Specifically, the insurers place the cash belonging to these families in the insurers’ corporate accounts, reportedly earning the companies upwards of 4.8%. The insurers then pay families as little as 0.5% interest, less than half the rate available at some FDIC insured banks. In short, beneficiaries are unaware that the insurers are reaping enormous, secret profits on these accounts, while the families are losing out on significant potential earnings.

Furthermore, because insurers do not put the cash owed to families in banks insured by the FDIC, but instead in the insurer's corporate account, these assets may not be safe, are not protected by FDIC rules, and may be subject to the insurer’s creditors.

Prudential beneficiaries also receive what appears to be a "checkbook," with "checks" bearing the name of JPMorgan Chase & Co.
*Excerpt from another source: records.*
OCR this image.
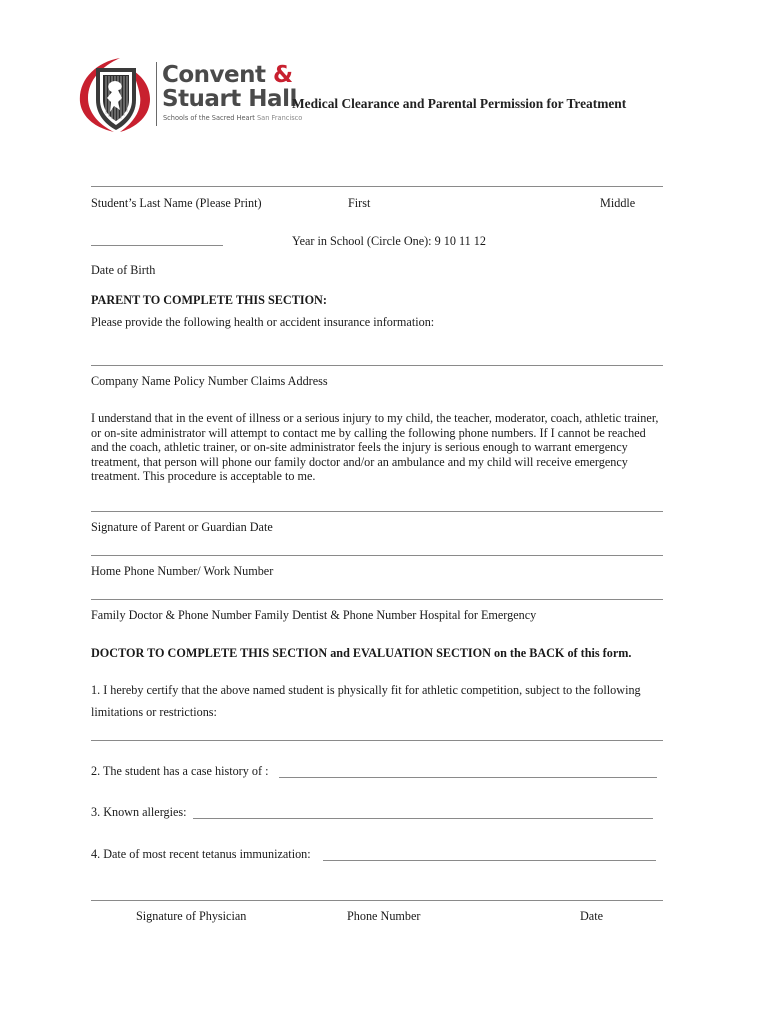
Convent &
Stuart Hall
Schools of the Sacred Heart San Francisco
Medical Clearance and Parental Permission for Treatment
Student’s Last Name (Please Print)	First	Middle
Year in School (Circle One): 9 10 11 12
Date of Birth
PARENT TO COMPLETE THIS SECTION:
Please provide the following health or accident insurance information:
Company Name Policy Number Claims Address
I understand that in the event of illness or a serious injury to my child, the teacher, moderator, coach, athletic trainer,
or on-site administrator will attempt to contact me by calling the following phone numbers. If I cannot be reached
and the coach, athletic trainer, or on-site administrator feels the injury is serious enough to warrant emergency
treatment, that person will phone our family doctor and/or an ambulance and my child will receive emergency
treatment. This procedure is acceptable to me.
Signature of Parent or Guardian Date
Home Phone Number/ Work Number
Family Doctor & Phone Number Family Dentist & Phone Number Hospital for Emergency
DOCTOR TO COMPLETE THIS SECTION and EVALUATION SECTION on the BACK of this form.
1. I hereby certify that the above named student is physically fit for athletic competition, subject to the following
limitations or restrictions:
2. The student has a case history of :
3. Known allergies:
4. Date of most recent tetanus immunization:
Signature of Physician	Phone Number	Date
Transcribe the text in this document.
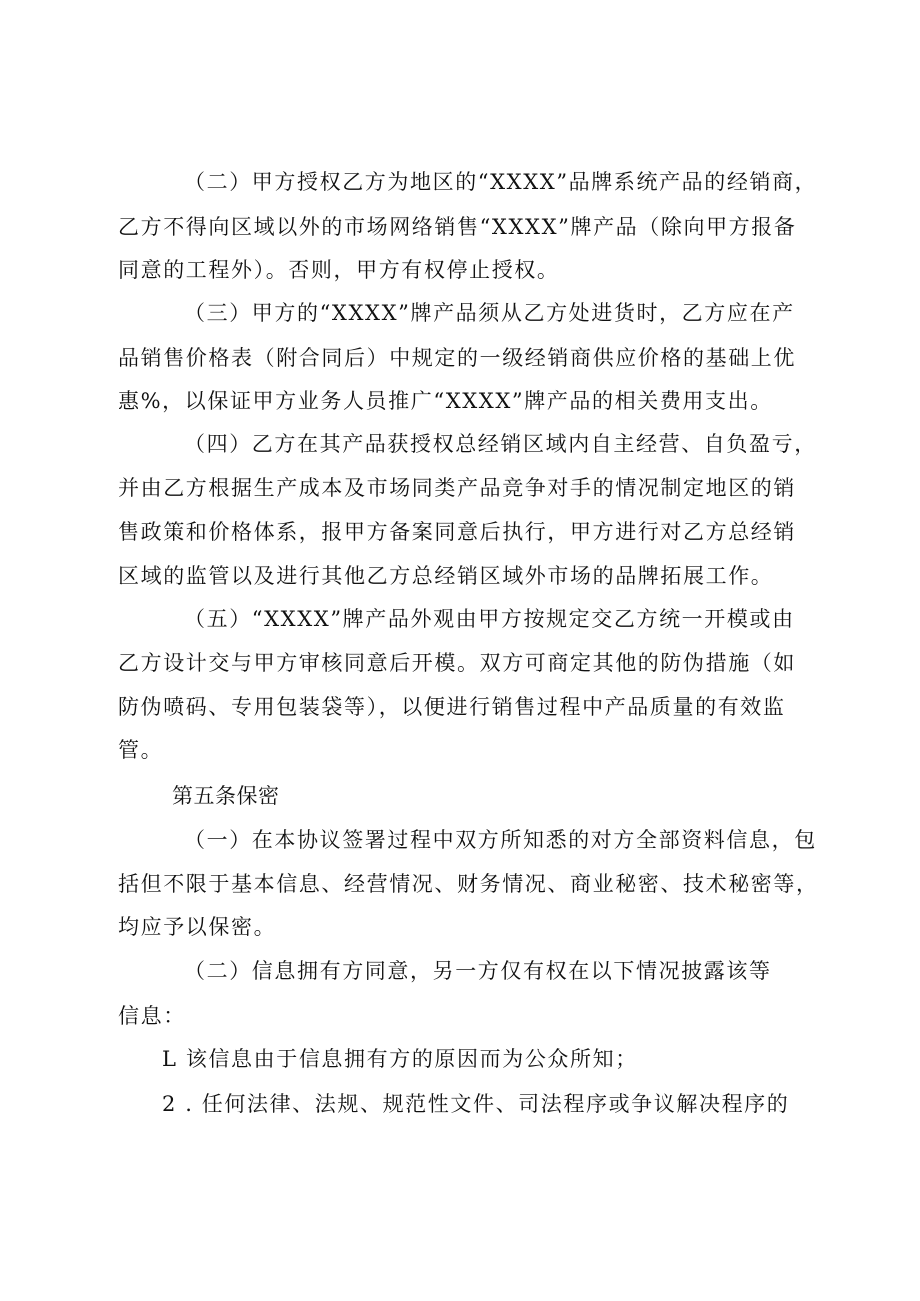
（二）甲方授权乙方为地区的“XXXX”品牌系统产品的经销商，
乙方不得向区域以外的市场网络销售“XXXX”牌产品（除向甲方报备
同意的工程外）。否则，甲方有权停止授权。
（三）甲方的“XXXX”牌产品须从乙方处进货时，乙方应在产
品销售价格表（附合同后）中规定的一级经销商供应价格的基础上优
惠%，以保证甲方业务人员推广“XXXX”牌产品的相关费用支出。
（四）乙方在其产品获授权总经销区域内自主经营、自负盈亏，
并由乙方根据生产成本及市场同类产品竞争对手的情况制定地区的销
售政策和价格体系，报甲方备案同意后执行，甲方进行对乙方总经销
区域的监管以及进行其他乙方总经销区域外市场的品牌拓展工作。
（五）“XXXX”牌产品外观由甲方按规定交乙方统一开模或由
乙方设计交与甲方审核同意后开模。双方可商定其他的防伪措施（如
防伪喷码、专用包装袋等），以便进行销售过程中产品质量的有效监
管。
第五条保密
（一）在本协议签署过程中双方所知悉的对方全部资料信息，包
括但不限于基本信息、经营情况、财务情况、商业秘密、技术秘密等，
均应予以保密。
（二）信息拥有方同意，另一方仅有权在以下情况披露该等
信息：
L 该信息由于信息拥有方的原因而为公众所知；
2 . 任何法律、法规、规范性文件、司法程序或争议解决程序的
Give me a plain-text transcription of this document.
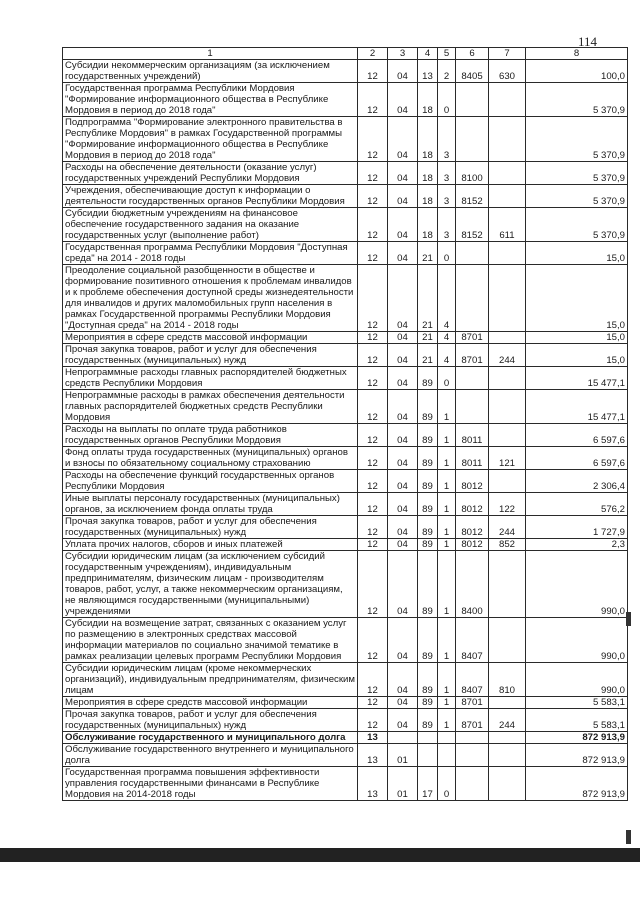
114
1	2	3	4	5	6	7	8
Субсидии некоммерческим организациям (за исключением государственных учреждений)	12	04	13	2	8405	630	100,0
Государственная программа Республики Мордовия "Формирование информационного общества в Республике Мордовия в период до 2018 года"	12	04	18	0			5 370,9
Подпрограмма "Формирование электронного правительства в Республике Мордовия" в рамках Государственной программы "Формирование информационного общества в Республике Мордовия в период до 2018 года"	12	04	18	3			5 370,9
Расходы на обеспечение деятельности (оказание услуг) государственных учреждений Республики Мордовия	12	04	18	3	8100		5 370,9
Учреждения, обеспечивающие доступ к информации о деятельности государственных органов Республики Мордовия	12	04	18	3	8152		5 370,9
Субсидии бюджетным учреждениям на финансовое обеспечение государственного задания на оказание государственных услуг (выполнение работ)	12	04	18	3	8152	611	5 370,9
Государственная программа Республики Мордовия "Доступная среда" на 2014 - 2018 годы	12	04	21	0			15,0
Преодоление социальной разобщенности в обществе и формирование позитивного отношения к проблемам инвалидов и к проблеме обеспечения доступной среды жизнедеятельности для инвалидов и других маломобильных групп населения в рамках Государственной программы Республики Мордовия "Доступная среда" на 2014 - 2018 годы	12	04	21	4			15,0
Мероприятия в сфере средств массовой информации	12	04	21	4	8701		15,0
Прочая закупка товаров, работ и услуг для обеспечения государственных (муниципальных) нужд	12	04	21	4	8701	244	15,0
Непрограммные расходы главных распорядителей бюджетных средств Республики Мордовия	12	04	89	0			15 477,1
Непрограммные расходы в рамках обеспечения деятельности главных распорядителей бюджетных средств Республики Мордовия	12	04	89	1			15 477,1
Расходы на выплаты по оплате труда работников государственных органов Республики Мордовия	12	04	89	1	8011		6 597,6
Фонд оплаты труда государственных (муниципальных) органов и взносы по обязательному социальному страхованию	12	04	89	1	8011	121	6 597,6
Расходы на обеспечение функций государственных органов Республики Мордовия	12	04	89	1	8012		2 306,4
Иные выплаты персоналу государственных (муниципальных) органов, за исключением фонда оплаты труда	12	04	89	1	8012	122	576,2
Прочая закупка товаров, работ и услуг для обеспечения государственных (муниципальных) нужд	12	04	89	1	8012	244	1 727,9
Уплата прочих налогов, сборов и иных платежей	12	04	89	1	8012	852	2,3
Субсидии юридическим лицам (за исключением субсидий государственным учреждениям), индивидуальным предпринимателям, физическим лицам - производителям товаров, работ, услуг, а также некоммерческим организациям, не являющимся государственными (муниципальными) учреждениями	12	04	89	1	8400		990,0
Субсидии на возмещение затрат, связанных с оказанием услуг по размещению в электронных средствах массовой информации материалов по социально значимой тематике в рамках реализации целевых программ Республики Мордовия	12	04	89	1	8407		990,0
Субсидии юридическим лицам (кроме некоммерческих организаций), индивидуальным предпринимателям, физическим лицам	12	04	89	1	8407	810	990,0
Мероприятия в сфере средств массовой информации	12	04	89	1	8701		5 583,1
Прочая закупка товаров, работ и услуг для обеспечения государственных (муниципальных) нужд	12	04	89	1	8701	244	5 583,1
Обслуживание государственного и муниципального долга	13						872 913,9
Обслуживание государственного внутреннего и муниципального долга	13	01					872 913,9
Государственная программа повышения эффективности управления государственными финансами в Республике Мордовия на 2014-2018 годы	13	01	17	0			872 913,9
Prudential beneficiaries are not informed by Prudential that these so-called "checks" may not be able to be used to make purchases and are not bank checks at all. Instead, Prudential must send money to JPMorgan Chase before the checks can clear. Prudential beneficiaries are also not informed that under a 2008 law, they have one year to place the death benefits in a Roth IRA and earn tax-free investment gains for the rest of their lives. Thus, real financial harm is suffered by Prudential's lack of disclosure.

The subpoenas Cuomo has issued are broad-ranging and demand comprehensive data from the companies, including but not limited to the production of information relating to how and when beneficiaries are informed of the terms and conditions relating to the retained-asset accounts, as well as data relating to the difference between interest earned by the insurance companies and interest earned by the beneficiaries.

Cuomo has also begun a comprehensive review of the life insurance industry and its practices to determine the extent to which other companies are engaged in these or any other similar fraudulent practices. It appears at this stage of the investigation that some of these practices may be widespread in the industry.

The investigation, led by Consumer Frauds & Protection Bureau Chief Joy Feigenbaum, is being handled by Assistant Attorney General Laura J. Levine, under the direction of Executive Deputy Attorney General for Economic Justice Maria Vullo and Deputy Attorney General for Economic Justice Michael Berlin.